Use the Hardy-Weinberg principle and describe the factors that change allele frequencies.

What this dot point is asking

Gene pools and allele frequencies

A population is a group of interbreeding organisms of the same species in an area. The gene pool is the total of all alleles for all genes in that population. Evolution, in genetic terms, is a change in allele frequencies in a gene pool over generations (often called microevolution).

Allele frequency is the proportion of a particular allele among all copies of that gene in the population. If 70 per cent of the alleles for a gene are the dominant form and 30 per cent are recessive, the allele frequencies are 0.7 and 0.3.

The Hardy-Weinberg principle

The Hardy-Weinberg principle describes the allele and genotype frequencies expected in a population that is not evolving.
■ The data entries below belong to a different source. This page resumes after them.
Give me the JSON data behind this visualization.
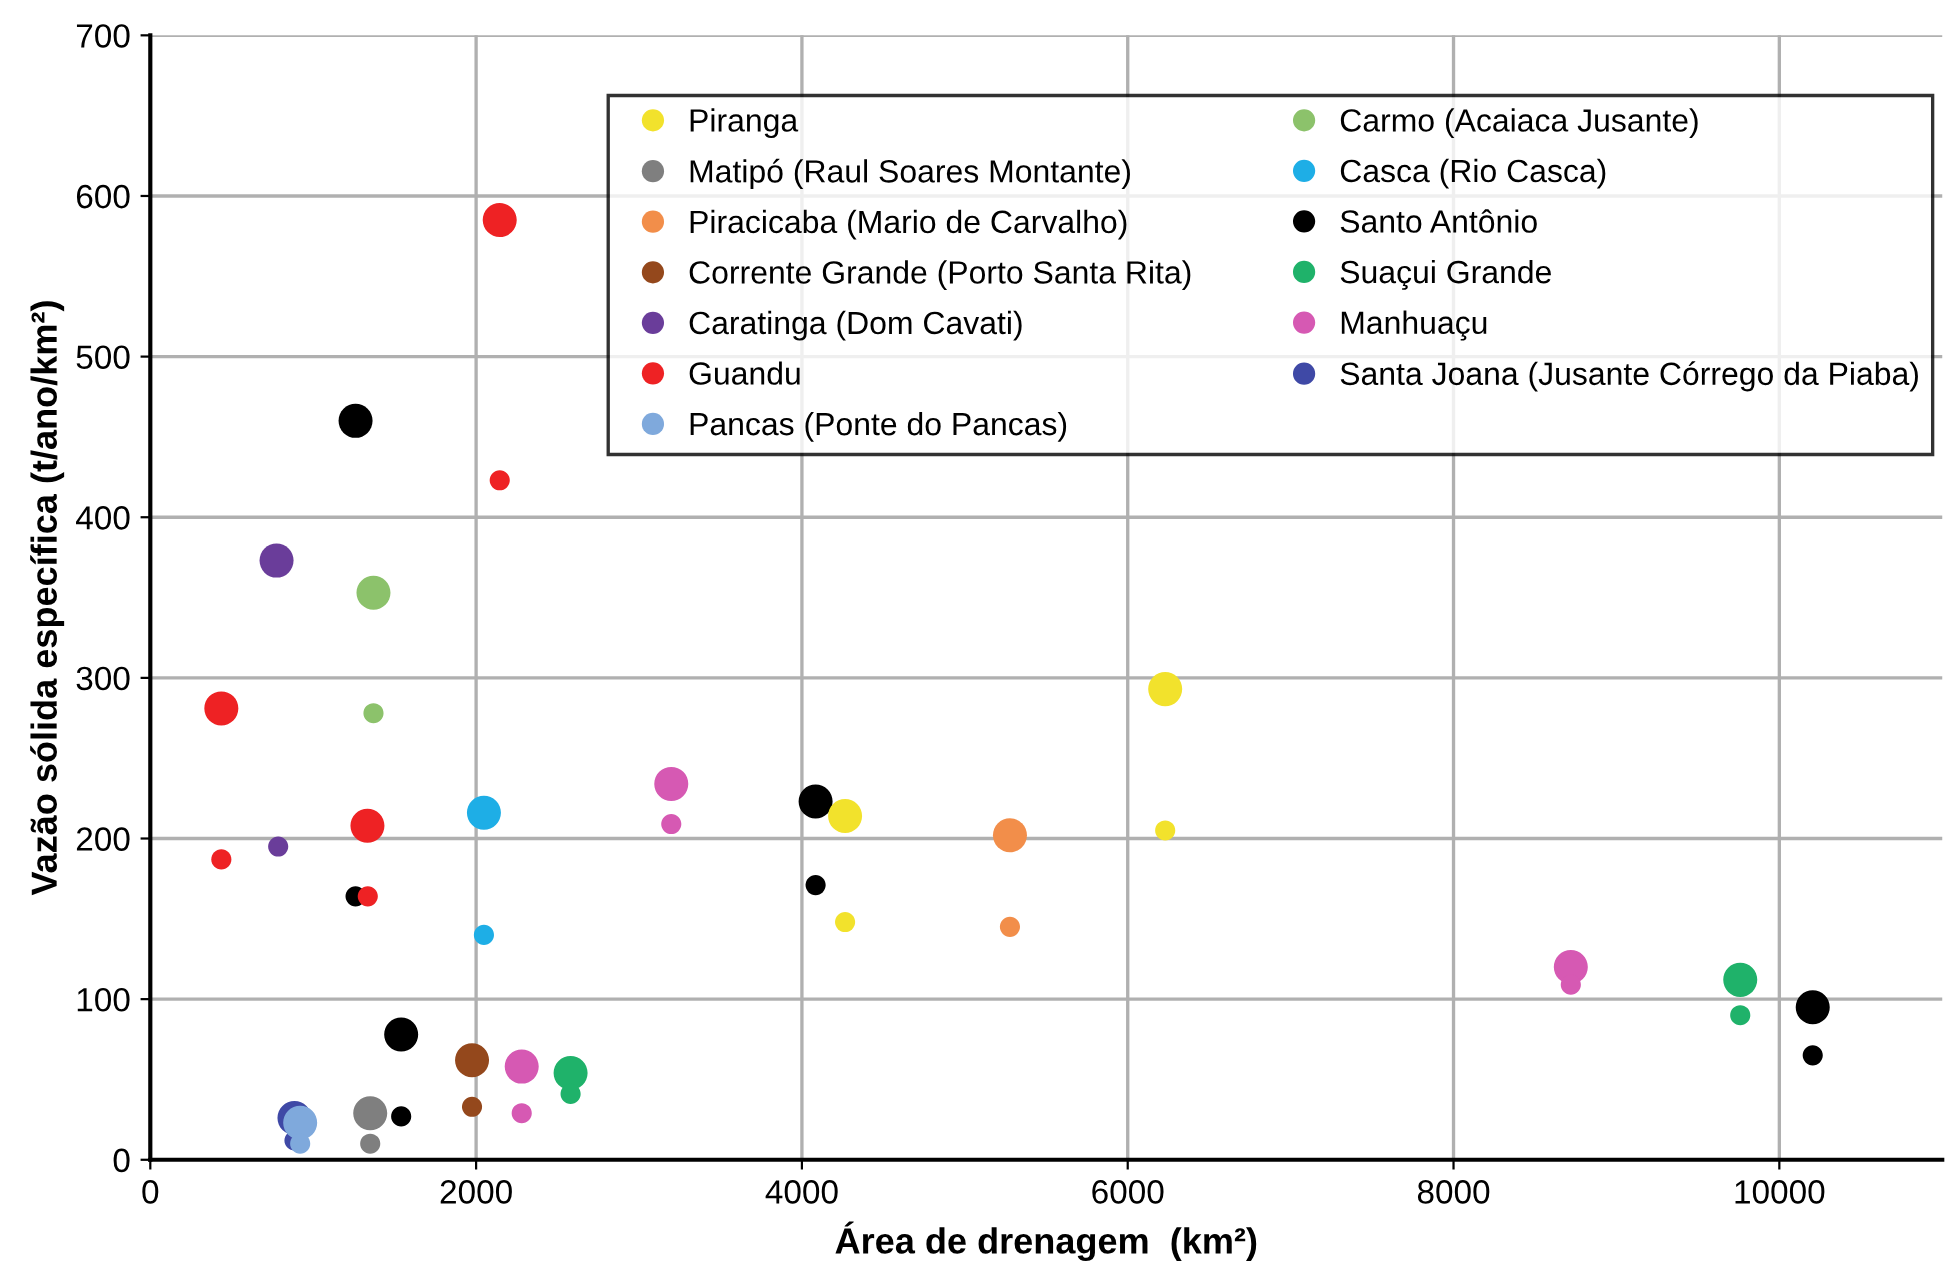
{
  "chart_data": {
    "type": "bubble",
    "xlabel": "Área de drenagem  (km²)",
    "ylabel": "Vazão sólida específica (t/ano/km²)",
    "xlim": [
      0,
      11000
    ],
    "xticks": [
      0,
      2000,
      4000,
      6000,
      8000,
      10000
    ],
    "ylim": [
      0,
      700
    ],
    "yticks": [
      0,
      100,
      200,
      300,
      400,
      500,
      600,
      700
    ],
    "grid": true,
    "legend": "top right",
    "marker": "circle",
    "series": [
      {
        "name": "Piranga",
        "color": "#f2e22c",
        "x": [
          6230,
          6230,
          4265,
          4265
        ],
        "values": [
          293,
          205,
          214,
          148
        ],
        "sizes": [
          1,
          0.35,
          1,
          0.35
        ]
      },
      {
        "name": "Matipó (Raul Soares Montante)",
        "color": "#7f7f7f",
        "x": [
          1350,
          1350
        ],
        "values": [
          29,
          10
        ],
        "sizes": [
          1,
          0.35
        ]
      },
      {
        "name": "Piracicaba (Mario de Carvalho)",
        "color": "#f28e4a",
        "x": [
          5277,
          5277
        ],
        "values": [
          202,
          145
        ],
        "sizes": [
          1,
          0.35
        ]
      },
      {
        "name": "Corrente Grande (Porto Santa Rita)",
        "color": "#94481c",
        "x": [
          1975,
          1975
        ],
        "values": [
          62,
          33
        ],
        "sizes": [
          1,
          0.35
        ]
      },
      {
        "name": "Caratinga (Dom Cavati)",
        "color": "#6a3d9a",
        "x": [
          775,
          785
        ],
        "values": [
          373,
          195
        ],
        "sizes": [
          1,
          0.35
        ]
      },
      {
        "name": "Guandu",
        "color": "#ee2224",
        "x": [
          2145,
          2145,
          436,
          436,
          1333,
          1335
        ],
        "values": [
          585,
          423,
          281,
          187,
          208,
          164
        ],
        "sizes": [
          1,
          0.35,
          1,
          0.35,
          1,
          0.35
        ]
      },
      {
        "name": "Pancas (Ponte do Pancas)",
        "color": "#7fa9dc",
        "x": [
          920,
          920
        ],
        "values": [
          23,
          10
        ],
        "sizes": [
          1,
          0.35
        ]
      },
      {
        "name": "Carmo (Acaiaca Jusante)",
        "color": "#8cc26b",
        "x": [
          1370,
          1370
        ],
        "values": [
          353,
          278
        ],
        "sizes": [
          1,
          0.35
        ]
      },
      {
        "name": "Casca (Rio Casca)",
        "color": "#1eaee6",
        "x": [
          2048,
          2048
        ],
        "values": [
          216,
          140
        ],
        "sizes": [
          1,
          0.35
        ]
      },
      {
        "name": "Santo Antônio",
        "color": "#000000",
        "x": [
          1260,
          1260,
          4084,
          4084,
          1540,
          1540,
          10205,
          10205
        ],
        "values": [
          460,
          164,
          223,
          171,
          78,
          27,
          95,
          65
        ],
        "sizes": [
          1,
          0.35,
          1,
          0.35,
          1,
          0.35,
          1,
          0.35
        ]
      },
      {
        "name": "Suaçui Grande",
        "color": "#1fb26a",
        "x": [
          2580,
          2580,
          9760,
          9760
        ],
        "values": [
          54,
          41,
          112,
          90
        ],
        "sizes": [
          1,
          0.35,
          1,
          0.35
        ]
      },
      {
        "name": "Manhuaçu",
        "color": "#d659b3",
        "x": [
          3198,
          3198,
          2280,
          2280,
          8720,
          8720
        ],
        "values": [
          234,
          209,
          58,
          29,
          120,
          109
        ],
        "sizes": [
          1,
          0.35,
          1,
          0.35,
          1,
          0.35
        ]
      },
      {
        "name": "Santa Joana (Jusante Córrego da Piaba)",
        "color": "#3f49a6",
        "x": [
          885,
          885
        ],
        "values": [
          26,
          12
        ],
        "sizes": [
          1,
          0.35
        ]
      }
    ]
  }
}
It acts as a null model: if real frequencies match the prediction, no evolutionary force is acting on that gene; if they do not, something is changing the population.

For a gene with two alleles, let p be the frequency of the dominant allele and q the frequency of the recessive allele. Then:

• p + q = 1 (the allele frequencies add to 1).
• p squared + 2pq + q squared = 1 (the genotype frequencies add to 1).
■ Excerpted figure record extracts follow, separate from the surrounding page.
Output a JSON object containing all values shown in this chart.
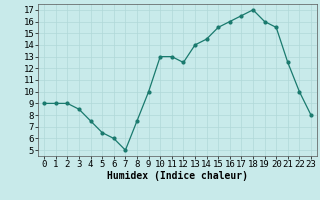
{
  "x": [
    0,
    1,
    2,
    3,
    4,
    5,
    6,
    7,
    8,
    9,
    10,
    11,
    12,
    13,
    14,
    15,
    16,
    17,
    18,
    19,
    20,
    21,
    22,
    23
  ],
  "y": [
    9,
    9,
    9,
    8.5,
    7.5,
    6.5,
    6,
    5,
    7.5,
    10,
    13,
    13,
    12.5,
    14,
    14.5,
    15.5,
    16,
    16.5,
    17,
    16,
    15.5,
    12.5,
    10,
    8
  ],
  "line_color": "#1a7a6e",
  "marker_color": "#1a7a6e",
  "bg_color": "#c8eaea",
  "grid_color": "#b0d8d8",
  "xlabel": "Humidex (Indice chaleur)",
  "xlim": [
    -0.5,
    23.5
  ],
  "ylim": [
    4.5,
    17.5
  ],
  "yticks": [
    5,
    6,
    7,
    8,
    9,
    10,
    11,
    12,
    13,
    14,
    15,
    16,
    17
  ],
  "xticks": [
    0,
    1,
    2,
    3,
    4,
    5,
    6,
    7,
    8,
    9,
    10,
    11,
    12,
    13,
    14,
    15,
    16,
    17,
    18,
    19,
    20,
    21,
    22,
    23
  ],
  "xlabel_fontsize": 7,
  "tick_fontsize": 6.5
}
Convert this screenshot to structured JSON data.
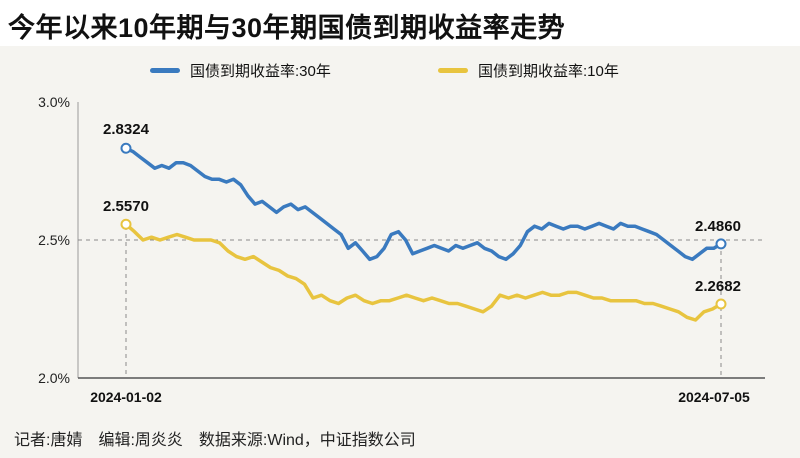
{
  "title": "今年以来10年期与30年期国债到期收益率走势",
  "footer": "记者:唐婧　编辑:周炎炎　数据来源:Wind，中证指数公司",
  "colors": {
    "series_30y": "#3a7abf",
    "series_10y": "#e8c43f"
  },
  "chart_data": {
    "type": "line",
    "ylim": [
      2.0,
      3.0
    ],
    "yticks": [
      "3.0%",
      "2.5%",
      "2.0%"
    ],
    "ytick_values": [
      3.0,
      2.5,
      2.0
    ],
    "x_labels": [
      "2024-01-02",
      "2024-07-05"
    ],
    "grid": "dashed line at 2.5%",
    "legend": "top",
    "series": [
      {
        "name": "国债到期收益率:30年",
        "color": "#3a7abf",
        "start_label": "2.8324",
        "end_label": "2.4860",
        "values": [
          2.8324,
          2.82,
          2.8,
          2.78,
          2.76,
          2.77,
          2.76,
          2.78,
          2.78,
          2.77,
          2.75,
          2.73,
          2.72,
          2.72,
          2.71,
          2.72,
          2.7,
          2.66,
          2.63,
          2.64,
          2.62,
          2.6,
          2.62,
          2.63,
          2.61,
          2.62,
          2.6,
          2.58,
          2.56,
          2.54,
          2.52,
          2.47,
          2.49,
          2.46,
          2.43,
          2.44,
          2.47,
          2.52,
          2.53,
          2.5,
          2.45,
          2.46,
          2.47,
          2.48,
          2.47,
          2.46,
          2.48,
          2.47,
          2.48,
          2.49,
          2.47,
          2.46,
          2.44,
          2.43,
          2.45,
          2.48,
          2.53,
          2.55,
          2.54,
          2.56,
          2.55,
          2.54,
          2.55,
          2.55,
          2.54,
          2.55,
          2.56,
          2.55,
          2.54,
          2.56,
          2.55,
          2.55,
          2.54,
          2.53,
          2.52,
          2.5,
          2.48,
          2.46,
          2.44,
          2.43,
          2.45,
          2.47,
          2.47,
          2.486
        ]
      },
      {
        "name": "国债到期收益率:10年",
        "color": "#e8c43f",
        "start_label": "2.5570",
        "end_label": "2.2682",
        "values": [
          2.557,
          2.53,
          2.5,
          2.51,
          2.5,
          2.51,
          2.52,
          2.51,
          2.5,
          2.5,
          2.5,
          2.49,
          2.46,
          2.44,
          2.43,
          2.44,
          2.42,
          2.4,
          2.39,
          2.37,
          2.36,
          2.34,
          2.29,
          2.3,
          2.28,
          2.27,
          2.29,
          2.3,
          2.28,
          2.27,
          2.28,
          2.28,
          2.29,
          2.3,
          2.29,
          2.28,
          2.29,
          2.28,
          2.27,
          2.27,
          2.26,
          2.25,
          2.24,
          2.26,
          2.3,
          2.29,
          2.3,
          2.29,
          2.3,
          2.31,
          2.3,
          2.3,
          2.31,
          2.31,
          2.3,
          2.29,
          2.29,
          2.28,
          2.28,
          2.28,
          2.28,
          2.27,
          2.27,
          2.26,
          2.25,
          2.24,
          2.22,
          2.21,
          2.24,
          2.25,
          2.2682
        ]
      }
    ]
  }
}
Here p squared is the frequency of homozygous dominant individuals, 2pq is the frequency of heterozygotes, and q squared is the frequency of homozygous recessive individuals.

The principle only holds under five conditions: no mutation, no natural selection, a very large population (no genetic drift), no gene flow (no migration), and random mating. Because these are rarely all true, the value of the principle is in showing when a population is changing.

Forces that change allele frequencies

Five processes can shift allele frequencies and so cause evolution:

• Mutation: introduces new alleles into the gene pool. It is the ultimate source of variation but changes frequencies slowly on its own.
• Natural selection: favours alleles that increase fitness, raising their frequency over generations.
• Genetic drift: random changes in allele frequency due to chance, strongest in small populations where chance events can remove or fix alleles. The founder effect (a new population started by a few individuals) and the bottleneck effect (a sharp population crash) are examples that reduce genetic diversity.
• Gene flow (migration): movement of alleles between populations as individuals or gametes move, which tends to make populations more similar.
• Non-random mating: when mate choice depends on traits, certain genotype combinations become more common, changing genotype frequencies.

Genetic diversity and survival

Populations with high genetic diversity have more variation for selection to act on, so they are more likely to include individuals that can survive environmental change. Small populations lose diversity through drift and inbreeding, which raises extinction risk. This is why conservation programs try to maintain large, genetically varied populations and gene flow between them.